En l’espèce, les frais judiciaires, arrêtés à 600 fr., sont imputés au requérant qui succombe. Ils sont toutefois provisoirement laissés à la charge de l’Etat, puisqu’il a été mis au bénéfice de l’assistance judiciaire par décision du 16 janvier 2024.
En outre, n’obtenant pas gain de cause, le requérant ne saurait prétendre à des dépens (art. 55 al. 1 LPA-VD).
d) Le requérant est au bénéfice de l’assistance judiciaire. Me Patrocle peut prétendre à une équitable indemnité pour son mandat d’office. Après examen de la liste des opérations du 10 septembre 2024, il apparaît que cette dernière peut être entièrement suivie et l’indemnité d’office de Me Patrocle doit ainsi être arrêtée à 3’344 fr. 60 fr., débours et TVA compris (art. 2, 3 al. 1 et 3bis RAJ [règlement cantonal du 7 décembre 2010 sur l’assistance judiciaire en matière civile ; BLV 211.02.3]).
La partie requérante est rendue attentive au fait qu’elle devra rembourser les frais et l’indemnité provisoirement pris en charge par l’Etat dès qu’elle sera en mesure de le faire (art. 122 al. 1 et 123 CPC, applicables par renvoi de l’art. 18 al. 5 LPA-VD). Les modalités de ce remboursement sont fixées par la Direction du recouvrement de la Direction générale des affaires institutionnelles et des communes (auparavant : le Service juridique et législatif ; art. 5 RAJ).
Par ces motifs, la Cour des assurances sociales prononce :
I. La demande de révision formée par W.________ le 16 septembre 2023 est rejetée.
II. Les frais judiciaires, arrêtés à 600 fr. (six cents francs), sont provisoirement laissés à la charge de l’Etat.
III. Il n’est pas alloué de dépens.
IV. L’indemnité d’office de Me Etienne Patrocle, conseil du requérant, est arrêtée à 3’344 fr. 60 (trois mille trois cent quarante-quatre francs et soixante centimes), débours et TVA compris.
V. Le bénéficiaire de l’assistance judiciaire est, dans la mesure de l’art. 123 CPC, applicable par renvoi de l’art. 18 al. 5 LPA-VD, tenu au remboursement des frais judiciaires et de l’indemnité d’office provisoirement mis à la charge de l’Etat.

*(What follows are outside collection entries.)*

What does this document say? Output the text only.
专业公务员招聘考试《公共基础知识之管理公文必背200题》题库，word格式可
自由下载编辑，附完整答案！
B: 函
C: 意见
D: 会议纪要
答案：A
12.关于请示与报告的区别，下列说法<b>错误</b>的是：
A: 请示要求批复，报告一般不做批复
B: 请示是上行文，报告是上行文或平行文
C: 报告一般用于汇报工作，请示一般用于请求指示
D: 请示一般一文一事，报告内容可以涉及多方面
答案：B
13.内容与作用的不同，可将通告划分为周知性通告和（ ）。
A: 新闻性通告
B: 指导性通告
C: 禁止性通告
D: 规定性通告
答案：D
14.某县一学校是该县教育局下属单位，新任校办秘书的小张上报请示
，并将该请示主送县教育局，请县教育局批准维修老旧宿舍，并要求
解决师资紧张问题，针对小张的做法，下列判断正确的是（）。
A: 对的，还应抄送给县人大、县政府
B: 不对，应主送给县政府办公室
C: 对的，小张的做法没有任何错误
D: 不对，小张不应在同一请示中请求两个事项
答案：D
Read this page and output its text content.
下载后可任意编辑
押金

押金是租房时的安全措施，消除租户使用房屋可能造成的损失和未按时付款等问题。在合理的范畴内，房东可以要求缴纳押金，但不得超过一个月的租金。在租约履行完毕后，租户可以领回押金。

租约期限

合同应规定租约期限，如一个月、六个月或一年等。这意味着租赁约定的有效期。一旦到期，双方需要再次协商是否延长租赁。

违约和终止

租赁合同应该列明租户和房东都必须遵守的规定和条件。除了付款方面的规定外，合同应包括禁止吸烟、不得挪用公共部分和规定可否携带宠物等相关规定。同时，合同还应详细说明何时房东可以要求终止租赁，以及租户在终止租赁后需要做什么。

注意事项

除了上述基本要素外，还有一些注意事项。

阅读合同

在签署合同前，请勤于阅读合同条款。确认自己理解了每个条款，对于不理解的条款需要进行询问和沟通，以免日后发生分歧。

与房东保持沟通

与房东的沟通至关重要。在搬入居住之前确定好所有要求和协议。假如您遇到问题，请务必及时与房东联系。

La présidente : La greffière :
Du
L'arrêt qui précède, dont la rédaction a été approuvée à huis clos, est notifié à :
Office fédéral des assurances sociales,
par l'envoi de photocopies.
Copie du présent jugement est également adressée pour information à :
Tribunal fédéral, IIIe Cour de droit public (cause 9C_327/2023).
Le présent jugement peut faire l'objet d'un recours en matière de droit public devant le Tribunal fédéral au sens des art. 82 ss LTF (loi du 17 juin 2005 sur le Tribunal fédéral ; RS 173.110), cas échéant d'un recours constitutionnel subsidiaire au sens des art. 113 ss LTF. Ces recours doivent être déposés devant le Tribunal fédéral (Schweizerhofquai 6, 6004 Lucerne) dans les trente jours qui suivent la présente notification (art. 100 al. 1 LTF).